Mais maintenant, « sachons[1] que la nature universelle n’est pas frustrée de ce qui est sa fin. Parfois, la nature particulière est frustrée de la fin à laquelle elle tend, parce que la matière n’obéit pas. Mais la nature universelle ne peut jamais être en défaut pour réaliser ce à quoi elle tend ; à la nature universelle, en effet, sont également soumis l’acte et la puissance de toutes les choses qui peuvent être et ne pas être.

» Or l’intention de la nature universelle, c’est que toutes les formes qui sont en puissance dans la matière première soient mises en acte, que chacune d’elles y existe en acte selon sa nature spécifique, afin que la matière première, considérée dans sa totalité, se trouve, à la fois, sous toute forme matérielle possible, encore que chacune de ses parties soit privée de toutes les formes sauf une…

» Or, si l’on excepte les formes des éléments, les formes matérielles des substances soumises à la génération et à la corruption requièrent une matière, un sujet qui soit mixte et complexe et les éléments en tant qu’éléments sont ordonnés en vue de la formation d’un tel sujet.

» Mais il n’y a pas de mixtion possible là où les corps destinés à être mélangés ne peuvent coexister ; cela est évident de soi.
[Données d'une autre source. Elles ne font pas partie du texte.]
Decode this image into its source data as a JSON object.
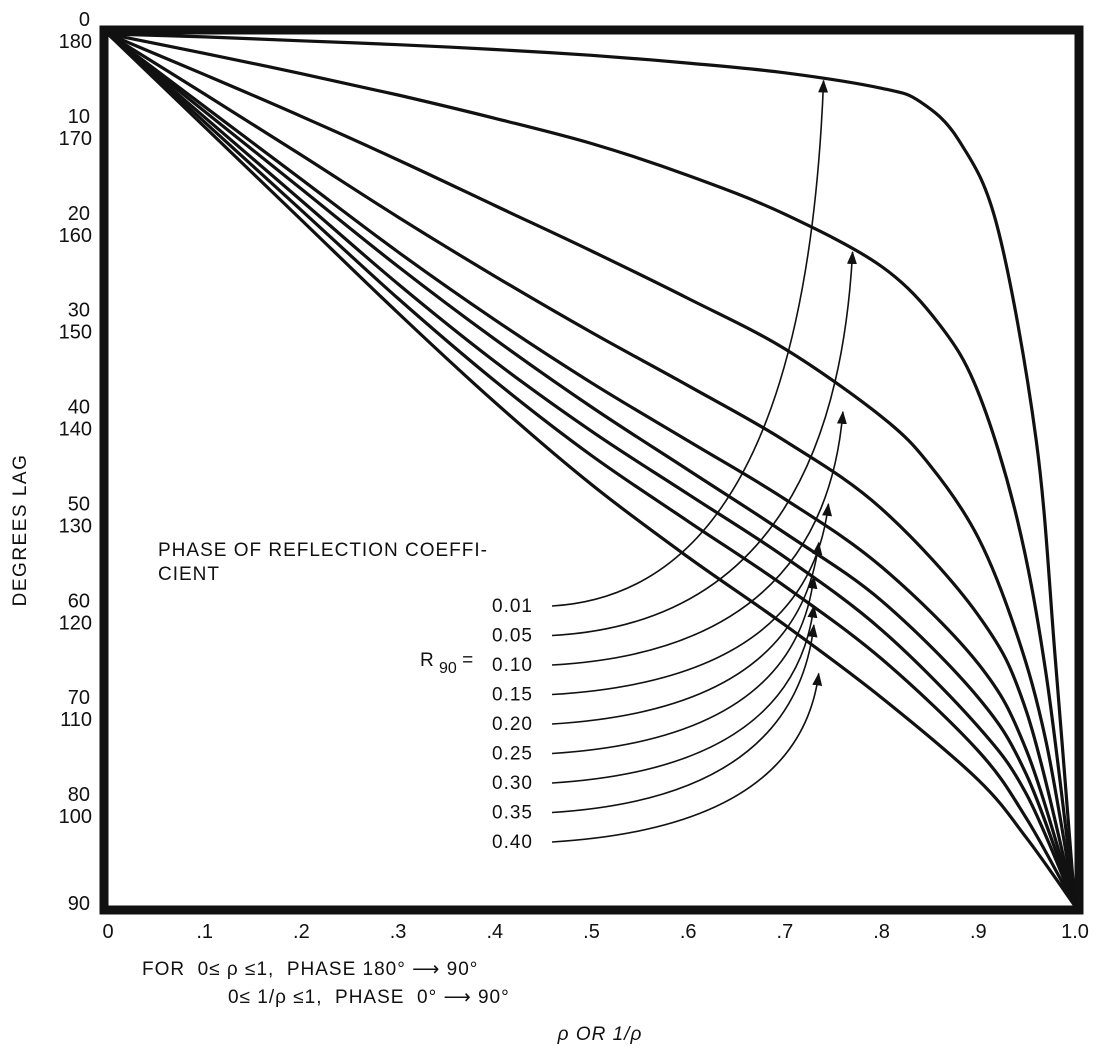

Il est donc nécessaire qu’il existe, dans l’Univers, quelque endroit où les corps destinés à être mélangés, c’est-à-dire les éléments, puissent se trouver rassemblés ; et, d’autre part, cela ne pourrait être si la terre n’émergeait en quelqu’une de ses parties, comme le voit quiconque y prête attention.

» Partant, puisque toute la nature obéit à l’intention de la nature universelle, il a été nécessaire que la terre ne fût pas seulement le siège de cette nature simple qui consiste à être en bas, mais qu’il s’y trouvât aussi quelque autre nature, par laquelle la terre pût obéir à l’intention de la nature universelle, par laquelle, comme si elle obéissait à un ordre, elle souffrit d’être soulevée en partie par la force du ciel. »

Celui qui écrivait ces lignes avait recueilli l’enseignement de Roger Bacon, d’Albert le Grand, de Pierre d’Abano ; de cet enseignement, il donnait un exposé parfaitement clair et précis.

  1. La « Quæstio de Aqua et Terra », § 18, pp. 30-34.